Legendary bond investor Bill Gross warned earlier this week that we’re in an era of “fake markets” in which the price of assets – shares, bonds, property and so on – do not reflect the ‘yield’ those assets produce.

And on Monday, Dutch central bank governor Klass Knot said the state of overvalued asset markets “resembles that of the period before the financial crisis“.

Why all the gloom?

The main driver of all this sudden doomsaying is the US Federal Reserve.
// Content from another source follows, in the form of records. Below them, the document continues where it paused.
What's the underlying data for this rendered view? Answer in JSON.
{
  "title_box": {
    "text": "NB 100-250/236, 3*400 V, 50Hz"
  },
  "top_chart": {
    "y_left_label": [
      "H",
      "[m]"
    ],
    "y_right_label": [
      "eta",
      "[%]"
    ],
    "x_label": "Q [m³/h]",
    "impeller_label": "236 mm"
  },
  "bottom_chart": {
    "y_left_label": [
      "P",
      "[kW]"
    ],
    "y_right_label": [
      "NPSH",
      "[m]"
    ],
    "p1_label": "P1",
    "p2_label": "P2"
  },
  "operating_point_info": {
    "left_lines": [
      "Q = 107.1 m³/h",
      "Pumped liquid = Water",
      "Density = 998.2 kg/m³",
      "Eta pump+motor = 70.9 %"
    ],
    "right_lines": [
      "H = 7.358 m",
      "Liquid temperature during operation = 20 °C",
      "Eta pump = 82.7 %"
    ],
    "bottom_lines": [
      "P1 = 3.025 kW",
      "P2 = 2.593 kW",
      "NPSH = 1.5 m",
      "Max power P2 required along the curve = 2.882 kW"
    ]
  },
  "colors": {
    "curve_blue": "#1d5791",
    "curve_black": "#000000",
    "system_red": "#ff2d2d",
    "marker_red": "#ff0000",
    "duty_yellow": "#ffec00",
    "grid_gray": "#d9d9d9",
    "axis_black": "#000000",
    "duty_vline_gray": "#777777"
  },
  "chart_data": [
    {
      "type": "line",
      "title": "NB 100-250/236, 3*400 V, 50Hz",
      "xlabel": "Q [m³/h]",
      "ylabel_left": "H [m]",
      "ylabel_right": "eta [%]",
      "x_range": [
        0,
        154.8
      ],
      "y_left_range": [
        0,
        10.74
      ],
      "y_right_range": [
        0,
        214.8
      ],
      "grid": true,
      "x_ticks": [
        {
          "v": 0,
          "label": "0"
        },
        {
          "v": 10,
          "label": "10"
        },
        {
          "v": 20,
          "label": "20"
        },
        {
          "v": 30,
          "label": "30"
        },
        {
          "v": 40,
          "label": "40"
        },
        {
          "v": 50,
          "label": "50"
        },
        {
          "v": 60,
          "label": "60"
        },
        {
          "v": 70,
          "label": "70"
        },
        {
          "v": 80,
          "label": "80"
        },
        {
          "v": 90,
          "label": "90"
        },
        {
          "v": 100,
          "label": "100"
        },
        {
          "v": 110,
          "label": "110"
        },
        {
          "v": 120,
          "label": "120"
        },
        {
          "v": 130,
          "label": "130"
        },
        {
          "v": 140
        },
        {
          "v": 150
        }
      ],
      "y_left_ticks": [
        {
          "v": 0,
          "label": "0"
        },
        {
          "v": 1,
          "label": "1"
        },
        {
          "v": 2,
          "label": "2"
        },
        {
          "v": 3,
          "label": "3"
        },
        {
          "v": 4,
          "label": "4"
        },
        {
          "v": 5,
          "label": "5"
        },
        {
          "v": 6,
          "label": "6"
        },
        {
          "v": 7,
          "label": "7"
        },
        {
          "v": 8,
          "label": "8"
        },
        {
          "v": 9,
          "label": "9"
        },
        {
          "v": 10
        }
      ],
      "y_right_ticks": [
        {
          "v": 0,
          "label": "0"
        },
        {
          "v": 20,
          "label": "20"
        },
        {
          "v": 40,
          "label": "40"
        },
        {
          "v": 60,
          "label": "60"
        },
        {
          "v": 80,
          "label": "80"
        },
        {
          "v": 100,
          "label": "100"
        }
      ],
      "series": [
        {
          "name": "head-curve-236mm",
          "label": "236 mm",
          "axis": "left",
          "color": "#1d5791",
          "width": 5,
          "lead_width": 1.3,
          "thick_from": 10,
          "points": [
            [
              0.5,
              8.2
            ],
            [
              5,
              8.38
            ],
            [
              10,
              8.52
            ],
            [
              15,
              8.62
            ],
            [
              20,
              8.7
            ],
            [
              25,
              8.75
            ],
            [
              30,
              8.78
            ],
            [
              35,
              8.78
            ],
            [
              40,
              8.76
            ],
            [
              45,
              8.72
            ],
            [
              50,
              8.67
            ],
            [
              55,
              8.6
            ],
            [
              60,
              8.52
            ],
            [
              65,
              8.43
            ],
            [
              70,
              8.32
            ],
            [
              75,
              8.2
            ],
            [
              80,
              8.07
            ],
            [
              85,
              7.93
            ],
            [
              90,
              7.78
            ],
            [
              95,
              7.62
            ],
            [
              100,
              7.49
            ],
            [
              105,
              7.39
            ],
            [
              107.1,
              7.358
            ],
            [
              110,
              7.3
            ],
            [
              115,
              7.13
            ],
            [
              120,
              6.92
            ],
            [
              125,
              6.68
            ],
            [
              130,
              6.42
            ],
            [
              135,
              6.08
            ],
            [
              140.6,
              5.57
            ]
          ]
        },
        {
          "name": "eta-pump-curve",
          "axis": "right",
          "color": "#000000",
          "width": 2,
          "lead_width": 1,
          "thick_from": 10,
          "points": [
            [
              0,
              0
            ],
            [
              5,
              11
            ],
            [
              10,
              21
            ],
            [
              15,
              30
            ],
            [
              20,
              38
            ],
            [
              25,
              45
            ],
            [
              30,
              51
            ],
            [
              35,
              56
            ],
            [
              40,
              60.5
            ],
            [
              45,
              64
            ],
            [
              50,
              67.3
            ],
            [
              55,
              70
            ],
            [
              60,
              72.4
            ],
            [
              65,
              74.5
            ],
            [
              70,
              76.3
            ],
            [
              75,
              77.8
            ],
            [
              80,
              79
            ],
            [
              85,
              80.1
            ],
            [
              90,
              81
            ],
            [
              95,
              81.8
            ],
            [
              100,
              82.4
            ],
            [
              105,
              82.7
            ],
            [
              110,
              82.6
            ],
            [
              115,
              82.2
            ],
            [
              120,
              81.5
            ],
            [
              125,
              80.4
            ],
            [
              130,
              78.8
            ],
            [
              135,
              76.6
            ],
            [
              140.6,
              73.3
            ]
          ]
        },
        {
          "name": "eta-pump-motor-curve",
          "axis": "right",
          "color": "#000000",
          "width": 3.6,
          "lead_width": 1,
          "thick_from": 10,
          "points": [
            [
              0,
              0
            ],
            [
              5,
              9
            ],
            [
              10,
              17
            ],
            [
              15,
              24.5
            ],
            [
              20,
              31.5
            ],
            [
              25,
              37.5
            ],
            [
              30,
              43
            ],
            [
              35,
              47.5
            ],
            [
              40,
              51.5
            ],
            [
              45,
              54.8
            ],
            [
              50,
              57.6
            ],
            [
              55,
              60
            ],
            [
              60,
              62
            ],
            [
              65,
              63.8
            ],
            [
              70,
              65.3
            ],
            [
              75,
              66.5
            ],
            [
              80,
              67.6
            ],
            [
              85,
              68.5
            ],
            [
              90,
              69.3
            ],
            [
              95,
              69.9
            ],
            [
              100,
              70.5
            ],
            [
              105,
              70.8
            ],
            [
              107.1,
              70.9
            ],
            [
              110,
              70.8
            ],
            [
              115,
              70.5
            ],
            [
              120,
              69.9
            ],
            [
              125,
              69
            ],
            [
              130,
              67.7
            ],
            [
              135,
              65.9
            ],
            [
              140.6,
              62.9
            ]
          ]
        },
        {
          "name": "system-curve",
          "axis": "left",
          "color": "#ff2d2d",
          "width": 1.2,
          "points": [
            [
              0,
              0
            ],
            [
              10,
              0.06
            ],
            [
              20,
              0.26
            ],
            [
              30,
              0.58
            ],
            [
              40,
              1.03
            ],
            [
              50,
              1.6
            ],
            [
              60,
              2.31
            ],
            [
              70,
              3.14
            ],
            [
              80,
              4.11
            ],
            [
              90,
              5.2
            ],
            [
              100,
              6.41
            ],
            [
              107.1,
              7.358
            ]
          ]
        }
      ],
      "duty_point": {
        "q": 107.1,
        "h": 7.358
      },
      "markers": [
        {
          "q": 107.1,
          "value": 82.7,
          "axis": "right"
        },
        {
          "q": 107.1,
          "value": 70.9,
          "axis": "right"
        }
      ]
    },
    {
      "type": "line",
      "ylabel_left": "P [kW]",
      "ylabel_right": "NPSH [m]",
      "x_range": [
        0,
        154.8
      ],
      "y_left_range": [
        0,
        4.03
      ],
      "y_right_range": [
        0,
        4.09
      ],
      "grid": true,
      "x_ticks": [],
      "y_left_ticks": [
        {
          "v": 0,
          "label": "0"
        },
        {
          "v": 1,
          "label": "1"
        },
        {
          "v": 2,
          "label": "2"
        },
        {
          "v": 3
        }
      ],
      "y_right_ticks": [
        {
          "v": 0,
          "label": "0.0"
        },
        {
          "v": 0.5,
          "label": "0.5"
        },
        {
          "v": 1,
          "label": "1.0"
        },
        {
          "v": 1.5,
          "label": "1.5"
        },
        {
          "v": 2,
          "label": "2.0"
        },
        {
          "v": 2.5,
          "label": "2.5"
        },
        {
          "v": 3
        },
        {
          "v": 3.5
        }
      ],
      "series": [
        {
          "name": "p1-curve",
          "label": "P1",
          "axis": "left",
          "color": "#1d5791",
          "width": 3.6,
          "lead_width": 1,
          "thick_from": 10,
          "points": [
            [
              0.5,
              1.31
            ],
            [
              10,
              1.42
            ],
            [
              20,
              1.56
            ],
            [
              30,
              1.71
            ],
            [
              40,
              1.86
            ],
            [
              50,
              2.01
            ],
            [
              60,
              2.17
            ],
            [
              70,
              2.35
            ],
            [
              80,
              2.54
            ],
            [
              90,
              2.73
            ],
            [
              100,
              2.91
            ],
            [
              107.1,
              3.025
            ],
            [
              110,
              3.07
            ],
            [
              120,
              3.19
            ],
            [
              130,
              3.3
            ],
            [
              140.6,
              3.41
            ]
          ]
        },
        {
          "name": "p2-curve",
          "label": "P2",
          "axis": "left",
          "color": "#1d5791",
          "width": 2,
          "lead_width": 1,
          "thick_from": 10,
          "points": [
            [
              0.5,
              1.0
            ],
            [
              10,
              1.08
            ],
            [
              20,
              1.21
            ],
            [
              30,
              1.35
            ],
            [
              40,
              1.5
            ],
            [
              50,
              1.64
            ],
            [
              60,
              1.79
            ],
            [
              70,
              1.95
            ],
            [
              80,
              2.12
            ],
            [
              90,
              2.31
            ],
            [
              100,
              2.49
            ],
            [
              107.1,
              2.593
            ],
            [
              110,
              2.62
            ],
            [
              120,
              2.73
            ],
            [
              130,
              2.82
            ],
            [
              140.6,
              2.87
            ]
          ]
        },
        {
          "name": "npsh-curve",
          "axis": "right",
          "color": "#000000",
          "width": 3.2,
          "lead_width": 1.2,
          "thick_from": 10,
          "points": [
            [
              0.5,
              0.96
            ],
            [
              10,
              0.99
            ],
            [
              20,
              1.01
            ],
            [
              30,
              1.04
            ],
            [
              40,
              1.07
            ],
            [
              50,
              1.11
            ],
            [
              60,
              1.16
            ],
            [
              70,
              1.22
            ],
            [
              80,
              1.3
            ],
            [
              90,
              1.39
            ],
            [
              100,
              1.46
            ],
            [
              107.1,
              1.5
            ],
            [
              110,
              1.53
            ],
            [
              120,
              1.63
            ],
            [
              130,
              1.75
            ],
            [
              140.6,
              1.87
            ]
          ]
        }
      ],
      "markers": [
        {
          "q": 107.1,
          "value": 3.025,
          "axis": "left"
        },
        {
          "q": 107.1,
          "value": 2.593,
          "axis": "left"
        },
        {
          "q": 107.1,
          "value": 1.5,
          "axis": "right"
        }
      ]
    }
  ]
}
As reported recently, after eight years of pumping up markets with its bond-buying programme, it now wants to sell $US4.5 trillion ($A5.7 trillion) in bonds back into global markets.

As it does so, some of the artificial inflation of asset markets should reverse, and global borrowing rates should rise.

Economists are divided on whether such an unprecedented monetary trick can be pulled off without crashing markets or choking the real economy.

In theory it looks possible, but in practice it’s being attempted against two unfavourable backdrops.

One is the floundering Trump administration, which is increasingly being seen as “failing to govern”, even by prominent Republicans.

Another is is the threat to global trade and markets of the debt-soaked Chinese economy (and let’s not even think about North Korea).

That’s what is making pundits of the calibre of Mr Gross or Mr Knot nervous – the feel-good factor that averted Trumpageddon 1.0 would be unlikely to save global markets from version 2.0.

Doubts remain

Making hard-and-fast forecasts of a stock market crash is a mug’s game, but even a mug can see that the super-low returns in many asset markets don’t make sense.

Whether the prices of those assets fall into line with the yields they pay quickly or gradually is the key question.

History teaches us that rapid price corrections have a momentum all of their own – large intra-day falls in share markets, for instance, create a sense of panic that ends up pushing share prices well below their intrinsic values.

That usually creates a buying opportunity for contrarian investors who are sitting on piles of cash waiting for shares, property or whatever to tumble in price.

But what does it mean for everyday Australians who don’t consider themselves active investors at all?

Thinking back to the market carnage of 2009, it means hard-working Aussies ripping open their superannuation statements and staring at big holes in their retirement savings.

It would not end there, however.

The Federal Reserve’s actions have helped finance businesses around the world very cheaply.

As cheap finance becomes harder to come by, global interest rates are expected to rise.

And as US dollars head for home in a ‘flight to safety’, currencies such as the Aussie dollar would fall against the greenback.

The short version, then, is that asset-rich Australians would lose a chunk of wealth via asset deflation; higher borrowing costs would hit businesses and mortgage holders; and ‘imported inflation’ would start to erode real wages.

But that list of troubles is getting a bit ahead of things.

Markets were confounded when Trumpageddon 1.0 didn’t happen, and so the current fears of economists and investment gurus may also prove to be overdone.

But even if they are, everyday Aussies will be forgiven for feeling that central banks and the big end of town are playing a dangerous game that could smash their personal wealth and throw their work lives into chaos.

The great irony is that it was exactly that kind of feeling that burned in the bellies of voters who elected Mr Trump in the first place.

Maybe he wasn’t the answer they were looking for after all.